Stricter read.table?
Stavros Macrakis <macrakis <at> alum.mit.edu> writes:
read.table gives idiosyncratic results when the input is formatted strangely, for example: read.table(textConnection(
"a'b\nc'd\n"),header=FALSE, fill=TRUE,sep="",quote="'")
=> "c'd" "a'b" "c'd" read.table(textConnection(
"a'b\nc'd\nf'\n'\n"), header=FALSE,fill=TRUE sep="",quote="'")
=> "f'" "\na" "b" "c'd" "f'" "\n" Though read.table doesn't specify the syntax of its input precisely, these results don't seem particularly useful or consistent. Is there a stricter version of read.table (perhaps in a package) that gives errors or warnings if it finds quotation marks in the middle of fields or encounters other such peculiar situations?

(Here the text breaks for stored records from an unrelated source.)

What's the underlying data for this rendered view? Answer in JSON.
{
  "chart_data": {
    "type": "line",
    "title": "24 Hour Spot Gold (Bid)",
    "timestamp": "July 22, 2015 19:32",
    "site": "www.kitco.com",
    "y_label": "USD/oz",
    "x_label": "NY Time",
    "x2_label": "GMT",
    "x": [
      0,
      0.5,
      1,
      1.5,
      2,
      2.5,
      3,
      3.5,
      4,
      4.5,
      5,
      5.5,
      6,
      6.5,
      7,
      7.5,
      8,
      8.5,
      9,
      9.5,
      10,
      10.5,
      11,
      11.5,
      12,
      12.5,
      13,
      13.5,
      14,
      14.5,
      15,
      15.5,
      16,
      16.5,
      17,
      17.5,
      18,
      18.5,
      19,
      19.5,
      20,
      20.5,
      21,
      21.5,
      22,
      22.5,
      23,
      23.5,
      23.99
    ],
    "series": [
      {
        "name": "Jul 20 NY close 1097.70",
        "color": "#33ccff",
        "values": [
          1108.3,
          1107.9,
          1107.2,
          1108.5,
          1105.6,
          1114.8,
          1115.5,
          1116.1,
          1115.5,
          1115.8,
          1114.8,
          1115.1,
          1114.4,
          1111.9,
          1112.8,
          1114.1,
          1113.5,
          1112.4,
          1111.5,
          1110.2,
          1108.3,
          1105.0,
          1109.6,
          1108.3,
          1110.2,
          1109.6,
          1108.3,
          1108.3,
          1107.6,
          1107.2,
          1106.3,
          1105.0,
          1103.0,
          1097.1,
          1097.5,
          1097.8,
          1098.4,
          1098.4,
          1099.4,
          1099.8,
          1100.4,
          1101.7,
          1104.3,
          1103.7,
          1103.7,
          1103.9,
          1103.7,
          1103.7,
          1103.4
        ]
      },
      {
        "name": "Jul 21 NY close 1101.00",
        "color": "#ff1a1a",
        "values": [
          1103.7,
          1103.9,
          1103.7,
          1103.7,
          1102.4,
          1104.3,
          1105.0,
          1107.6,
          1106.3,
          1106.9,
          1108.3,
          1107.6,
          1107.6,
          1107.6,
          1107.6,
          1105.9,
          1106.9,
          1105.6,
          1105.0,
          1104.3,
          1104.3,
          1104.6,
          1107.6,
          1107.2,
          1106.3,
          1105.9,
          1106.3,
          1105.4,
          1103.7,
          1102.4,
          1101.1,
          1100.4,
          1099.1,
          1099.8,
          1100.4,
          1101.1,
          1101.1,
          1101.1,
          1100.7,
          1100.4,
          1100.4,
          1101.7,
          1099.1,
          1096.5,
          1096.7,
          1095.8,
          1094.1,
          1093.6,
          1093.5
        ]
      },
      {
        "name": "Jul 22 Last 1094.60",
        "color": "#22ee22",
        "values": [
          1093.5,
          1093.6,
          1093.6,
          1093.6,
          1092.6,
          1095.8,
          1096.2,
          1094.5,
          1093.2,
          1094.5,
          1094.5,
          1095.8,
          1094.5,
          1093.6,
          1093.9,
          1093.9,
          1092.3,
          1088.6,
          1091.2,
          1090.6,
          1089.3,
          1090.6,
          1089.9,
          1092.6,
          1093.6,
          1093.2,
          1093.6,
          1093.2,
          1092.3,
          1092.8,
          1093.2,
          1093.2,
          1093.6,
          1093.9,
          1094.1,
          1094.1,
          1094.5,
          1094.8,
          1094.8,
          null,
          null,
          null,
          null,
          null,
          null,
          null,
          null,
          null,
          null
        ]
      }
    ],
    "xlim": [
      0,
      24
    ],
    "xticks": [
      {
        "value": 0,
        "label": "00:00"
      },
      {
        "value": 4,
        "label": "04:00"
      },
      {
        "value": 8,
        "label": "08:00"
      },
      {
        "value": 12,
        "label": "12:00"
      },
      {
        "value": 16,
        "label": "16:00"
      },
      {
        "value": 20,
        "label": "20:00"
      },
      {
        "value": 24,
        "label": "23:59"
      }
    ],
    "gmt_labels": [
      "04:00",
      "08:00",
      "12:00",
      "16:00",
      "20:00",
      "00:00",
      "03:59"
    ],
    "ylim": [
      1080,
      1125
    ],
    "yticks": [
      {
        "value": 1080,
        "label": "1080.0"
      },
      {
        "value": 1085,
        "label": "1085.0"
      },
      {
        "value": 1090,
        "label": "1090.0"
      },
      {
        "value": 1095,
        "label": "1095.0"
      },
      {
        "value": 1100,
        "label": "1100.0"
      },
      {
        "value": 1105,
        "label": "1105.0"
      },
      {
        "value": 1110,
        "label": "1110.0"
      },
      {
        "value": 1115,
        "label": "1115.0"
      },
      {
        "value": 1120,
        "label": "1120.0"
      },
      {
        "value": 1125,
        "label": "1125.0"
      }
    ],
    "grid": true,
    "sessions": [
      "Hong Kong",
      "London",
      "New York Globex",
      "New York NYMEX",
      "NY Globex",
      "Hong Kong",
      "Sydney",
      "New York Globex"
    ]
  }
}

I dissected this behavior a bit more here <https://stat.ethz.ch/pipermail/r-devel/2010-November/059016.html> (it is due to an inconsistency between the way that scan() and readLines() handle lines with unterminated quotes, IIRC) and Martin Maechler said <https://stat.ethz.ch/pipermail/r-devel/2010-November/059107.html> "I think it can be defended to file as a bug, but it is tricky to pinpoint exactly what the issue is." I don't know of a stricter version of read.table(), but if you had the time and inclination to pick through the code and (i) provide a careful definition of desired behavior and (ii) supply patches, you could do your little bit to make R better. (If I posted a bug report would you annotate it with a discussion of desired behavior?)